Companies should not attempt to jump into gamification all at once. Here are four specific applications that are excellent places to start your gamification program.
1. Call Centers
Leaderboards are just the start of what companies can do to gamify call centers to improve morale and results.
"For call centers and IT support desks, gamification can provide real-time dashboards in a fun and engaging manner," says Siddhesh Bhobe, associate vice president at Persistent Systems, a global software product development company. The result, he says, is better productivity.
2. Social media and knowledge sharing
Participating in corporate social media networks isn't usually as much fun as consumer-oriented social networks, where people can see pictures of their grandkids, check on high school crushes, and catch up on the latest puppy videos. And employees might need some incentives to share information and expertise that they previously hoarded.
For example, Bluewolf, a management consulting firm in New York City, uses Salesforce.com's Chatter platform as its internal social network. At the beginning of the year, the platform was gamified, with employees getting points when they post comments - and more points if that comment sparks a conversation. They also get points for sharing reports to their outside social networks, or publishing a blog post, or making presentations on weekly knowledge management calls.
Employees earn points, says Natasha Oxenburgh, Bluewolf's social programs manager, which can be redeemed for flight upgrades, lunch with the CEO, and trips to the Salesforce.com annual conference.
"The difficult part is trying to adjust the points," she says, "And trying to provide rewards that are of interest to all our employees, for the youngest to the more mature."
And the program needs to be adjusted frequently, with new challenges for participants, to keep it interesting. As a result, however, participation in the company's social network increased 57% during the first quarter of the year, she says, and the growth continued to scale up in the second quarter. Inbound traffic to the corporate website increased as well.
"We've basically given a megaphone to all our employees," she says. "This is really helping us build our brand."
NTT Data, Inc., a global software company, saw participation in its internal social network go from a "few hundred" people to over 5,600 after gamification. Employees get "karma points" for participating, says CTO Imran Sayeed, and each month those with the most points get prizes like lunch with the CTO, or a new iPad.
Appirio is a 500-person Silicon Valley cloud solutions vendor that was trying to compete against much larger consulting firms, like Accenture and Deloitte. Two years ago the company launched CloudSpokes, an online community that now counts around 45,000 developers as members - developers who compete to solve programming challenges.
To make it work, the company involved the developers themselves in making sure that there were no loopholes in the contests and in judging the results, says Narinder Singh, the company's chief strategy officer.
"Now all of a sudden the community is owners," he says. The result is an environment that lets people learn, and work, in a different way. "It's very different from being 'gamified.' Who wants to be gamified? I don't want to be gamified. I want to participate in something fun."
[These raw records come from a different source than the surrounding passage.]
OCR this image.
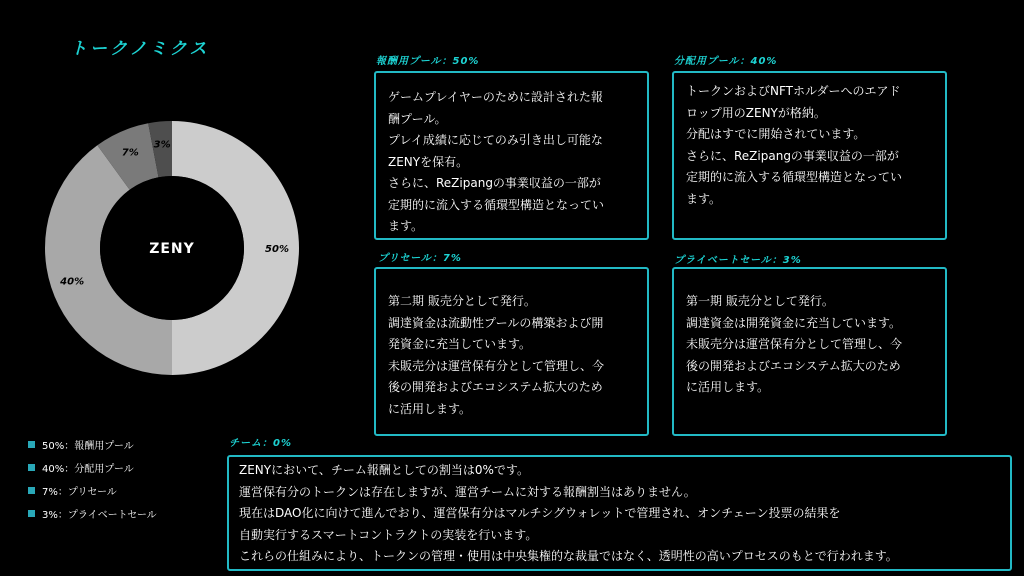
トークノミクス
50%
40%
7%
3%
ZENY
50%：報酬用プール
40%：分配用プール
7%：プリセール
3%：プライベートセール
報酬用プール：50%
ゲームプレイヤーのために設計された報
酬プール。
プレイ成績に応じてのみ引き出し可能な
ZENYを保有。
さらに、ReZipangの事業収益の一部が
定期的に流入する循環型構造となってい
ます。
分配用プール：40%
トークンおよびNFTホルダーへのエアド
ロップ用のZENYが格納。
分配はすでに開始されています。
さらに、ReZipangの事業収益の一部が
定期的に流入する循環型構造となってい
ます。
プリセール：7%
第二期 販売分として発行。
調達資金は流動性プールの構築および開
発資金に充当しています。
未販売分は運営保有分として管理し、今
後の開発およびエコシステム拡大のため
に活用します。
プライベートセール：3%
第一期 販売分として発行。
調達資金は開発資金に充当しています。
未販売分は運営保有分として管理し、今
後の開発およびエコシステム拡大のため
に活用します。
チーム：0%
ZENYにおいて、チーム報酬としての割当は0%です。
運営保有分のトークンは存在しますが、運営チームに対する報酬割当はありません。
現在はDAO化に向けて進んでおり、運営保有分はマルチシグウォレットで管理され、オンチェーン投票の結果を
自動実行するスマートコントラクトの実装を行います。
これらの仕組みにより、トークンの管理・使用は中央集権的な裁量ではなく、透明性の高いプロセスのもとで行われます。
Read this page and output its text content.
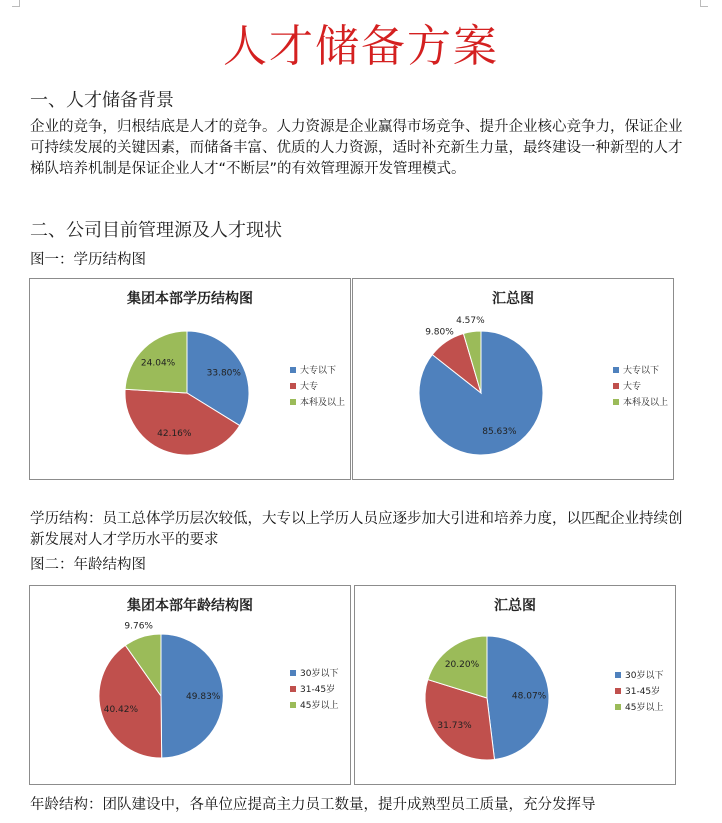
人才储备方案
一、人才储备背景
企业的竞争，归根结底是人才的竞争。人力资源是企业赢得市场竞争、提升企业核心竞争力，保证企业可持续发展的关键因素，而储备丰富、优质的人力资源，适时补充新生力量，最终建设一种新型的人才梯队培养机制是保证企业人才“不断层”的有效管理源开发管理模式。
二、公司目前管理源及人才现状
图一：学历结构图
集团本部学历结构图
33.80%
42.16%
24.04%
大专以下
大专
本科及以上
汇总图
85.63%
9.80%
4.57%
大专以下
大专
本科及以上
学历结构：员工总体学历层次较低，大专以上学历人员应逐步加大引进和培养力度，以匹配企业持续创新发展对人才学历水平的要求
图二：年龄结构图
集团本部年龄结构图
49.83%
40.42%
9.76%
30岁以下
31-45岁
45岁以上
汇总图
48.07%
31.73%
20.20%
30岁以下
31-45岁
45岁以上
年龄结构：团队建设中，各单位应提高主力员工数量，提升成熟型员工质量，充分发挥导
Learning games and simulations are great for teaching complex skills and conveying large amounts of content - and today's companies are going far beyond simple quiz-style games.
"We're building a massive territorial 3D immersive sales game," says Andrew Hughes, president of Franklin, Ohio-based Designing Digitally, which works with government agencies, universities and corporations, including the U.S. Air Force and TD Ameritrade. "It's like a multi-user Grand Theft Auto, but with salesmen."
Some companies think it's enough to take existing learning material and put it into a "Jeopardy!"-style quiz game, he says. "We don't see that as gamification. We won't even go down that route."
Instead, he recommends that companies look to today's best-selling games for inspiration. "If they can analyze how those systems are structured, those structures can be used with any type of content."